Breaking News
Trending Tags
Beranda » JOGJA ISTIMEWA » Banjir Hoaks Informasi Kesehatan di Medsos, Guru Besar UGM Beberkan Cara Menyaringnya

Banjir Hoaks Informasi Kesehatan di Medsos, Guru Besar UGM Beberkan Cara Menyaringnya

  • account_circle Warjono
  • calendar_month Kam, 15 Jan 2026
  • comment 0 komentar

TERAS MALIOBORO–Media sosial kini telah menjelma menjadi “dokter” digital bagi banyak orang. Dari tips diet viral hingga klaim obat “ajaib”, segala informasi kesehatan tersedia hanya dengan sekali sentuh. Namun, di balik kemudahan itu, tersembunyi ancaman serius: lautan informasi yang tidak akurat, bahkan berpotensi membahayakan.

Prof. apt. Zullies Ikawati, Ph.D., Guru Besar Fakultas Farmasi UGM, mengakui fenomena ini sebagai “pedang bermata dua”. Sejak pandemi COVID-19, Organisasi Kesehatan Dunia (WHO) bahkan memperkenalkan istilah infodemic – banjir informasi campur aduk antara fakta, opini, dan hoaks, yang membuat masyarakat kebingungan.

“Infodemic tidak berhenti setelah pandemi. Justru terus berlanjut dalam isu kesehatan sehari-hari, mulai dari obat “ajaib” hingga terapi alternatif tanpa dasar ilmiah,” tegas Prof. Zullies di Fakultas Farmasi UGM, Rabu (14/1/2026).
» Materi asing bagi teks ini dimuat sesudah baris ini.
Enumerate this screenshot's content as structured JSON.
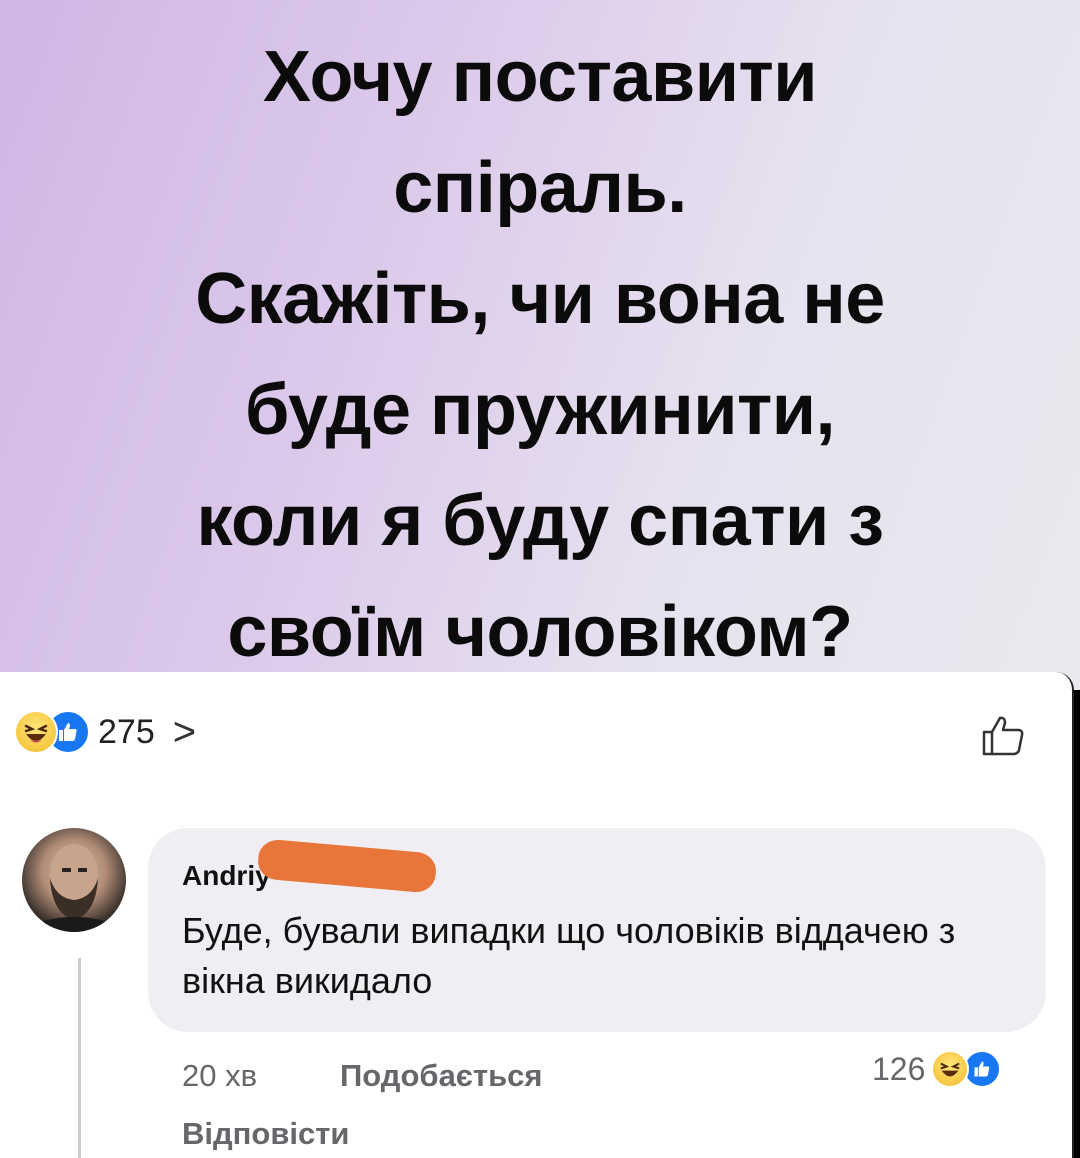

Hampir Separuh Konten Vaksin Adalah Misinformasi

Data yang dipaparkan Prof. Zullies sangat mencengangkan. Studi menunjukkan, proporsi misinformasi kesehatan di media sosial sangat tinggi, terutama pada topik sensitif:

  • Rokok/Produk Terkait & Obat-obatan: Misinformasi mencapai 87%.
  • Vaksin: Hampir 43% konten mengandung misinformasi atau narasi tidak seimbang.
  • Penyakit (termasuk Kanker & Pandemi): Sekitar 40% misinformasi.
  • Tindakan/Terapi Medis: Sekitar 30% misinformasi.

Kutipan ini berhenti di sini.